As ever, David Lynch is on my mind, so along with pathos, I'm hoping to bring a sense of quiet unease into the world of Incoboto. As an example, Helios (the great, grinning sun-thing you saw in the last blog) should appear insane and menacing without ever having to say: "Hey! I'm insane and menacing!" or - god forbid - play a dialogue sample. Bleach.

Less is more. In Incoboto's case -hopefully a lot more.

3) Construct a Mythos
It's been a while since I left Lionhead now, and Fable along with it. I'm very proud that we managed to give players the sense that Albion was a real place. By the end of my time there, my job mostly consisted of being a filter for what was or was not Albiony or Fabley. I also experienced a great deal of frustration when others disagreed, or decided 'nobody would care' if we chose to do something out of character.
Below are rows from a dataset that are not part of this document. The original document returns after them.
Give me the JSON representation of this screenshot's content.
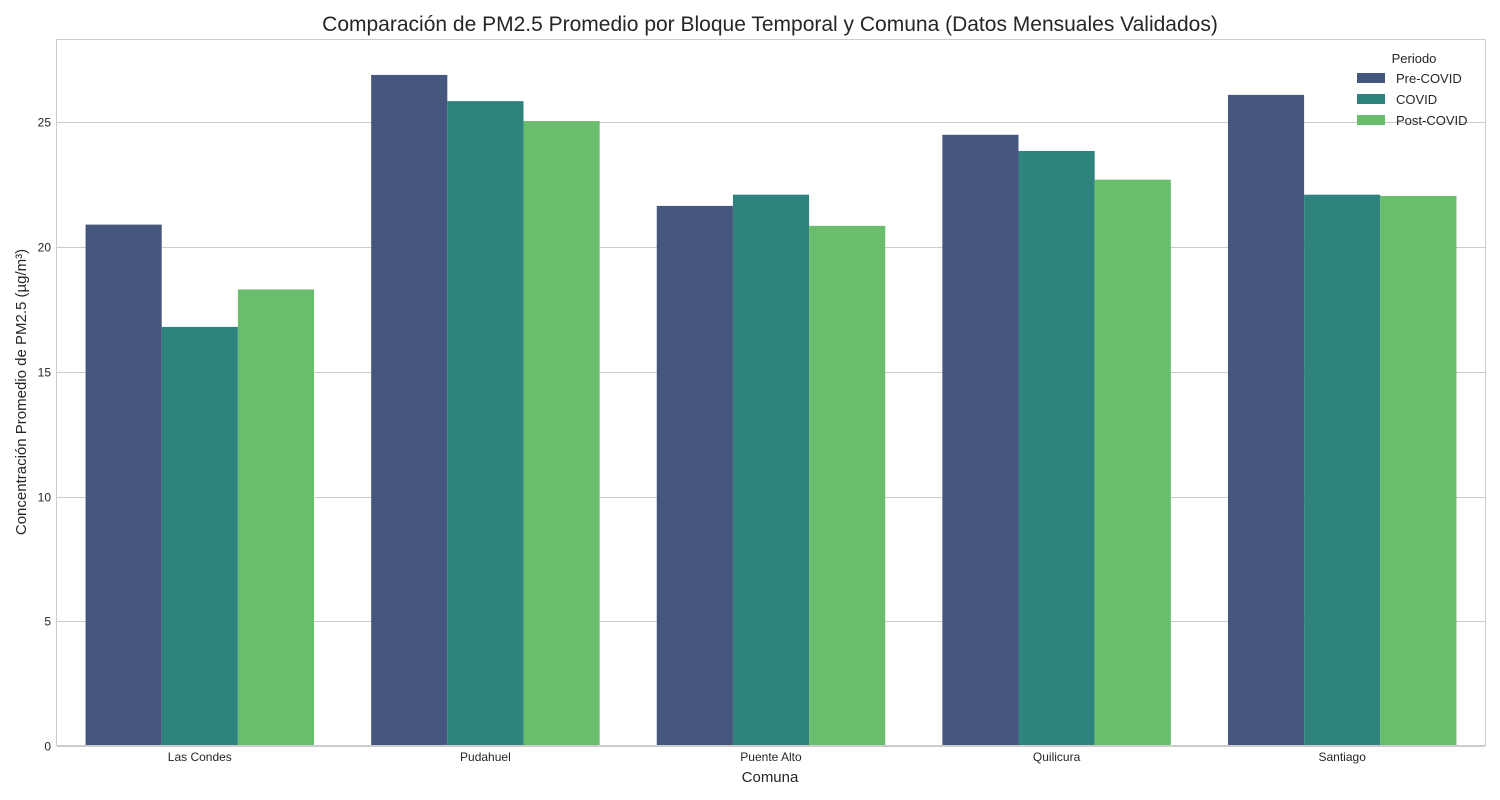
{
  "chart_data": {
    "type": "bar",
    "title": "Comparación de PM2.5 Promedio por Bloque Temporal y Comuna (Datos Mensuales Validados)",
    "xlabel": "Comuna",
    "ylabel": "Concentración Promedio de PM2.5 (µg/m³)",
    "ylim": [
      0,
      28.3
    ],
    "yticks": [
      0,
      5,
      10,
      15,
      20,
      25
    ],
    "grid": true,
    "legend": {
      "title": "Periodo",
      "placement": "top-right"
    },
    "categories": [
      "Las Condes",
      "Pudahuel",
      "Puente Alto",
      "Quilicura",
      "Santiago"
    ],
    "series": [
      {
        "name": "Pre-COVID",
        "color": "#46577f",
        "values": [
          20.9,
          26.9,
          21.65,
          24.5,
          26.1
        ]
      },
      {
        "name": "COVID",
        "color": "#2e837e",
        "values": [
          16.8,
          25.85,
          22.1,
          23.85,
          22.1
        ]
      },
      {
        "name": "Post-COVID",
        "color": "#6bbd6e",
        "values": [
          18.3,
          25.05,
          20.85,
          22.7,
          22.05
        ]
      }
    ]
  }
}
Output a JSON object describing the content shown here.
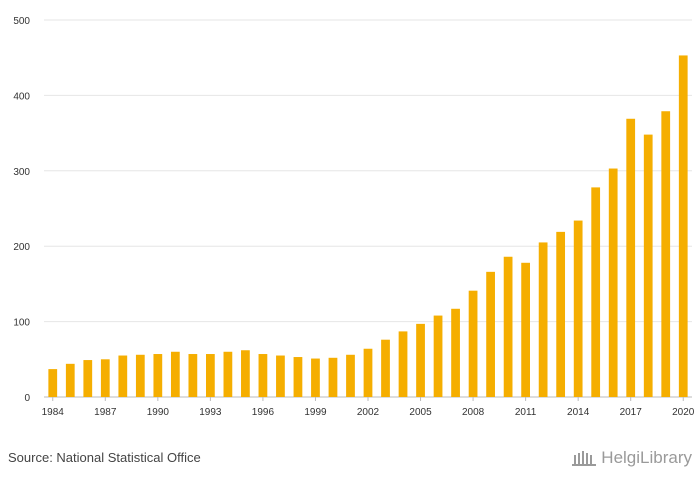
{
  "chart_data": {
    "type": "bar",
    "x": [
      1984,
      1985,
      1986,
      1987,
      1988,
      1989,
      1990,
      1991,
      1992,
      1993,
      1994,
      1995,
      1996,
      1997,
      1998,
      1999,
      2000,
      2001,
      2002,
      2003,
      2004,
      2005,
      2006,
      2007,
      2008,
      2009,
      2010,
      2011,
      2012,
      2013,
      2014,
      2015,
      2016,
      2017,
      2018,
      2019,
      2020
    ],
    "values": [
      37,
      44,
      49,
      50,
      55,
      56,
      57,
      60,
      57,
      57,
      60,
      62,
      57,
      55,
      53,
      51,
      52,
      56,
      64,
      76,
      87,
      97,
      108,
      117,
      141,
      166,
      186,
      178,
      205,
      219,
      234,
      278,
      303,
      369,
      348,
      379,
      453
    ],
    "x_tick_labels": [
      "1984",
      "1987",
      "1990",
      "1993",
      "1996",
      "1999",
      "2002",
      "2005",
      "2008",
      "2011",
      "2014",
      "2017",
      "2020"
    ],
    "y_tick_labels": [
      "0",
      "100",
      "200",
      "300",
      "400",
      "500"
    ],
    "ylim": [
      0,
      500
    ],
    "bar_color": "#F5AE00",
    "grid": true,
    "title": "",
    "xlabel": "",
    "ylabel": ""
  },
  "footer": {
    "source": "Source: National Statistical Office",
    "brand": "HelgiLibrary"
  }
}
Incoboto is all mine. That's an enormous privilege. As such I have an opportunity to craft an entire universe of strange inhabitants, colossal machines, odd devices and mysterious planets.

It is unlikely that someone is going to say, "Helios should, you know, fart. It'll be funny."
Even then, if they do, I can ignore them rather than wishing I had a bottle of Draino to swig from.

What's in a Name?
I've had several people tell me that they don't understand the name 'Incoboto'. Others offer me the advice that nobody will remember it: "What is that... Japanese?".
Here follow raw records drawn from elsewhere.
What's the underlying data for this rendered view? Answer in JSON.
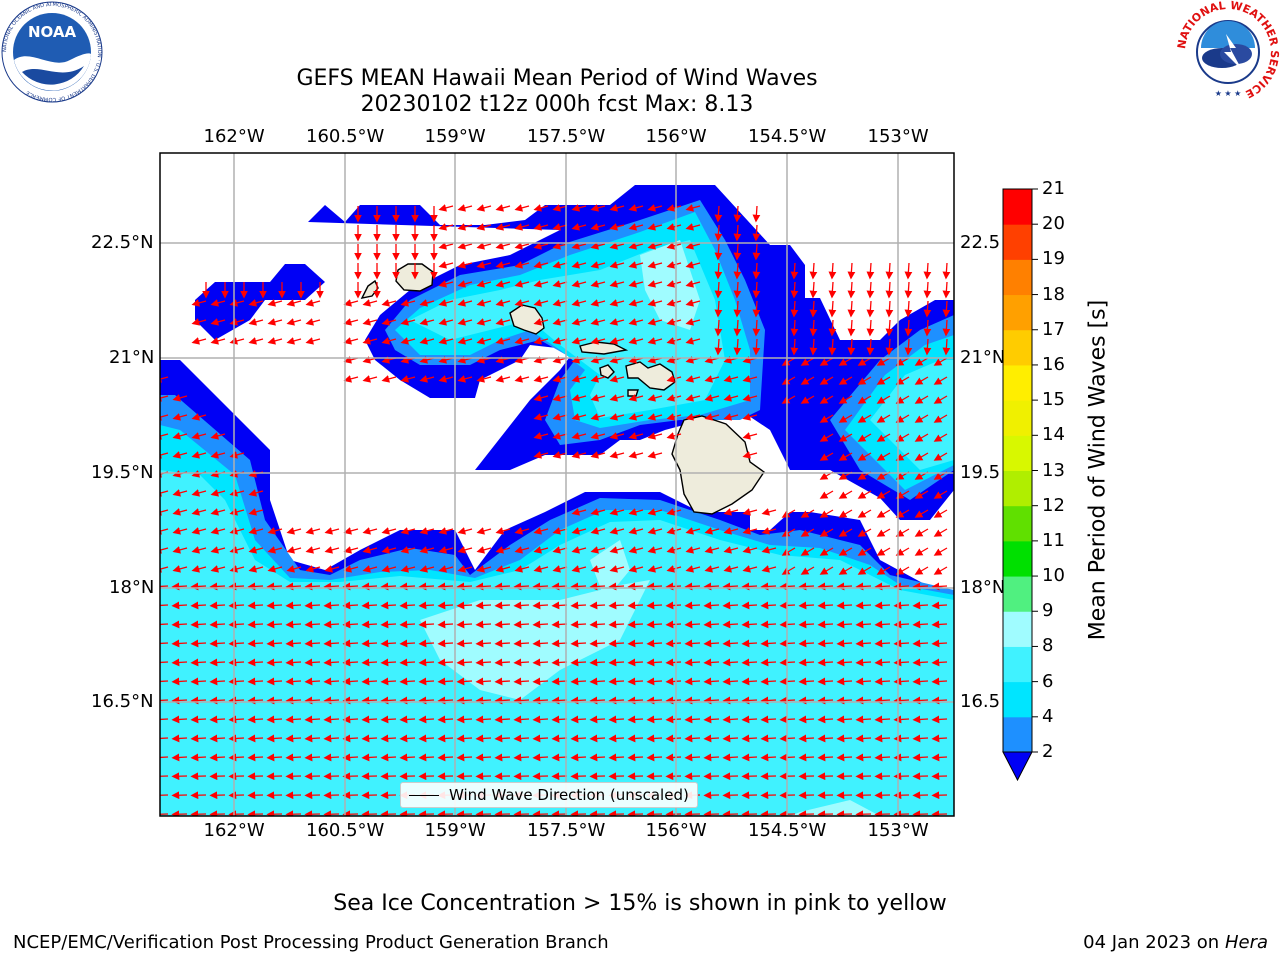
{
  "title": {
    "line1": "GEFS MEAN Hawaii Mean Period of Wind Waves",
    "line2": "20230102 t12z 000h fcst   Max: 8.13"
  },
  "map": {
    "lon_ticks": [
      "162°W",
      "160.5°W",
      "159°W",
      "157.5°W",
      "156°W",
      "154.5°W",
      "153°W"
    ],
    "lat_ticks_left": [
      "22.5°N",
      "21°N",
      "19.5°N",
      "18°N",
      "16.5°N"
    ],
    "lat_ticks_right": [
      "22.5",
      "21°N",
      "19.5",
      "18°N",
      "16.5"
    ],
    "legend_label": "Wind Wave Direction (unscaled)",
    "colors": {
      "land": "#eeecdc",
      "arrow": "#ff0000",
      "gridline": "#b0b0b0"
    },
    "field_layers": [
      {
        "range": "2-4",
        "color": "#1e90ff"
      },
      {
        "range": "4-6",
        "color": "#00e5ff"
      },
      {
        "range": "6-8",
        "color": "#40f2ff"
      },
      {
        "range": "8-9",
        "color": "#a0fcff"
      }
    ],
    "below_range_color": "#0000f5"
  },
  "colorbar": {
    "label": "Mean Period of Wind Waves [s]",
    "ticks": [
      "2",
      "4",
      "6",
      "8",
      "9",
      "10",
      "11",
      "12",
      "13",
      "14",
      "15",
      "16",
      "17",
      "18",
      "19",
      "20",
      "21"
    ],
    "colors": [
      "#1e90ff",
      "#00e5ff",
      "#40f2ff",
      "#a0fcff",
      "#50f080",
      "#00e000",
      "#60e000",
      "#b0ee00",
      "#d8f800",
      "#f0f000",
      "#ffee00",
      "#ffcc00",
      "#ffa000",
      "#ff8000",
      "#ff4000",
      "#ff0000"
    ],
    "under_color": "#0000f5"
  },
  "footer": {
    "sea_ice_note": "Sea Ice Concentration > 15% is shown in pink to yellow",
    "left": "NCEP/EMC/Verification Post Processing Product Generation Branch",
    "date": "04 Jan 2023 on",
    "system": "Hera"
  },
  "logos": {
    "noaa": "NOAA",
    "noaa_ring": "NATIONAL OCEANIC AND ATMOSPHERIC ADMINISTRATION · U.S. DEPARTMENT OF COMMERCE",
    "nws_ring": "NATIONAL WEATHER SERVICE"
  }
}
Both are fair comments. At this precise point in time I don't care. The name is... what the game is. Perhaps that'll change in the next few months, but right now I can't imagine the game being called anything else. I'd be interested to hear how others feel about it - presuming anyone reads these.

Zoom and Rotate
One of the biggest things I'm battling against at the moment is the complexity of building a game with no fixed axis of movement or rotation. The whole universe can spin around you, planets rotate, satellites rotate around those, and you can stand on all of them and jump from one to the other. It's bonkers.

However - with all this fun comes potential nausea and a great deal of difficulty in maintaining a meaningful view of what's going on.
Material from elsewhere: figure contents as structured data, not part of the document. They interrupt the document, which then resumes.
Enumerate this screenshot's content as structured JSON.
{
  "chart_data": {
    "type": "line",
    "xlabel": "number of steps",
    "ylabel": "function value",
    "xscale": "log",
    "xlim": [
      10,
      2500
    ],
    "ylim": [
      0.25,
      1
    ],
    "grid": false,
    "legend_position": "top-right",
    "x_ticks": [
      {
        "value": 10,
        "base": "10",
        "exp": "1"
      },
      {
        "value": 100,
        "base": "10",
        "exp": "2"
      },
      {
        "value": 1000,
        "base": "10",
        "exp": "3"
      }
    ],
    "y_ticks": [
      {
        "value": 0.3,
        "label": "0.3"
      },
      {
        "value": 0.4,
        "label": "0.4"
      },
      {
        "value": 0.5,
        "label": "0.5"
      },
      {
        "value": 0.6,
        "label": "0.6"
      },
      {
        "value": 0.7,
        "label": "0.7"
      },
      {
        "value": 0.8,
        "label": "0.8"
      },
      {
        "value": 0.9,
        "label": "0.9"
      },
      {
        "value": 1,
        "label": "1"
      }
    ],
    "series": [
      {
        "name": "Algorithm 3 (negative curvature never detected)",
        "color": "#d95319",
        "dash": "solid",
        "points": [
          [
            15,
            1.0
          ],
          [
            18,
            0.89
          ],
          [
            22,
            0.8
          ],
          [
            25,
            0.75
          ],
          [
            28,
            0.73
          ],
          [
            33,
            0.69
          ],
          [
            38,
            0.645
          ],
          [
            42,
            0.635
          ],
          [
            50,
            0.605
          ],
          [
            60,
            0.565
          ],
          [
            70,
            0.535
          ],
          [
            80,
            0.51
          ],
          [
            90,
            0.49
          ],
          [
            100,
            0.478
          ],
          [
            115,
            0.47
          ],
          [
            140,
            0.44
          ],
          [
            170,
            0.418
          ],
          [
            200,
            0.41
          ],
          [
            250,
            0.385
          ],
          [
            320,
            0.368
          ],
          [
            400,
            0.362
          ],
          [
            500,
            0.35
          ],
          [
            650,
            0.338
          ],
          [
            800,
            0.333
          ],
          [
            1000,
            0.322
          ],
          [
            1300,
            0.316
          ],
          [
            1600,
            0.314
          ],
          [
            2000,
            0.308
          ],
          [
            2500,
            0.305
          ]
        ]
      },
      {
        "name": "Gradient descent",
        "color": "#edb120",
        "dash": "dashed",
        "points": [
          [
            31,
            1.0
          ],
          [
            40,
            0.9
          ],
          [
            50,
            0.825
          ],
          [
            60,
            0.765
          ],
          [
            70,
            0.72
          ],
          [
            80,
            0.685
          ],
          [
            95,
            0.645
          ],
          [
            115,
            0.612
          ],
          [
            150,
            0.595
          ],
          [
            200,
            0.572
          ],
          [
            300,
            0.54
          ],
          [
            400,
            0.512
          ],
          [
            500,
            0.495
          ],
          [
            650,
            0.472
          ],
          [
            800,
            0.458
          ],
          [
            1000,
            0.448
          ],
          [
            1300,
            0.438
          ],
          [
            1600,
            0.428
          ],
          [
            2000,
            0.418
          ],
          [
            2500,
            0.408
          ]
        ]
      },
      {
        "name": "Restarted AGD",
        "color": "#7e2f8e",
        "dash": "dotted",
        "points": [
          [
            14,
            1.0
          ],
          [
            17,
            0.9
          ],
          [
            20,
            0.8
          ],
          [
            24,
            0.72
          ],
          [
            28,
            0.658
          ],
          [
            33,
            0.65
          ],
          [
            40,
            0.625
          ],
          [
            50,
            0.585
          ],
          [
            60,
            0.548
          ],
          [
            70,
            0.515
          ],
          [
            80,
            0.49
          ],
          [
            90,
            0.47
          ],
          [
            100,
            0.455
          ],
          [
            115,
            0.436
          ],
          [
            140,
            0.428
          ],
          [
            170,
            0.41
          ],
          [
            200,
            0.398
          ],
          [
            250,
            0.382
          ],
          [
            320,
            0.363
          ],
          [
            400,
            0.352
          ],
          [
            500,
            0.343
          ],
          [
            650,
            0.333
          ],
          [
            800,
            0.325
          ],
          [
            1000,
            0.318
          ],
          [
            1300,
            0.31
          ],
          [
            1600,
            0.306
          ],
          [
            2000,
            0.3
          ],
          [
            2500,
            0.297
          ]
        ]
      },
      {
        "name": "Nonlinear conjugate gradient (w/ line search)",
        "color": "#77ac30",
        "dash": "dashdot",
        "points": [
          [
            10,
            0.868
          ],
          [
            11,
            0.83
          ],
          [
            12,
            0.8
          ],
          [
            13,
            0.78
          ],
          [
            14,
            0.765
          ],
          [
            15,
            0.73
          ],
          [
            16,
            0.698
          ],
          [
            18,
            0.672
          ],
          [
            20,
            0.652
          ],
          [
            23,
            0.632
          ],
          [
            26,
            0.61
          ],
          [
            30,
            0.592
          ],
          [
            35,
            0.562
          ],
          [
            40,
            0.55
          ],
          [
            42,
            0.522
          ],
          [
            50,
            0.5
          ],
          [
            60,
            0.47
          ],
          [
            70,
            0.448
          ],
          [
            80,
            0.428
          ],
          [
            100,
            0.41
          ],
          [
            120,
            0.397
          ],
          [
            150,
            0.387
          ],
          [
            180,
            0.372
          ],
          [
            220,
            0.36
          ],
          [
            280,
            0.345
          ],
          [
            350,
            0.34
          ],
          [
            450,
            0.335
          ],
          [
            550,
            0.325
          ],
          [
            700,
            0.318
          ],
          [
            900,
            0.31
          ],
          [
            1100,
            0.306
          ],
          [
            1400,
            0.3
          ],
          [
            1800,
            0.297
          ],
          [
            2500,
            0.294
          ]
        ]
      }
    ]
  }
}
If I don't auto-rotate the camera, jumping on the leaves of a crystal-tree while upside-down feels quite... unnerving.

If I do auto-rotate the camera there's a strange sense of vertigo and a constant feeling that there's no 'up'. That's because there isn't one.

I'm thinking of allowing players to choose their own axis of movement at any time, but also leery of the fact that this adds yet another level of complexity into the controls of an already complex game.

I added zooming out/in today, and it looks fantastic. With any luck it'll go part-way toward fixing the issue.

Next Up...
The next task is to get AIs into the game. Like everything else in this game, there are no off-the-shelf solutions to navigation, and the fact that there's no clear axis of movement will make everything more difficult. So - by next blog, my aim is to have AIs wandering around and able to interact with the player-character. Then it's time for catacombs.

Never Neverland
As a final note, I'm also aware that what I'm trying to do is stupidly ambitious, and that most people fail miserably when they attempt something this big on their own. But then, if people didn't have a go the world would be so dull.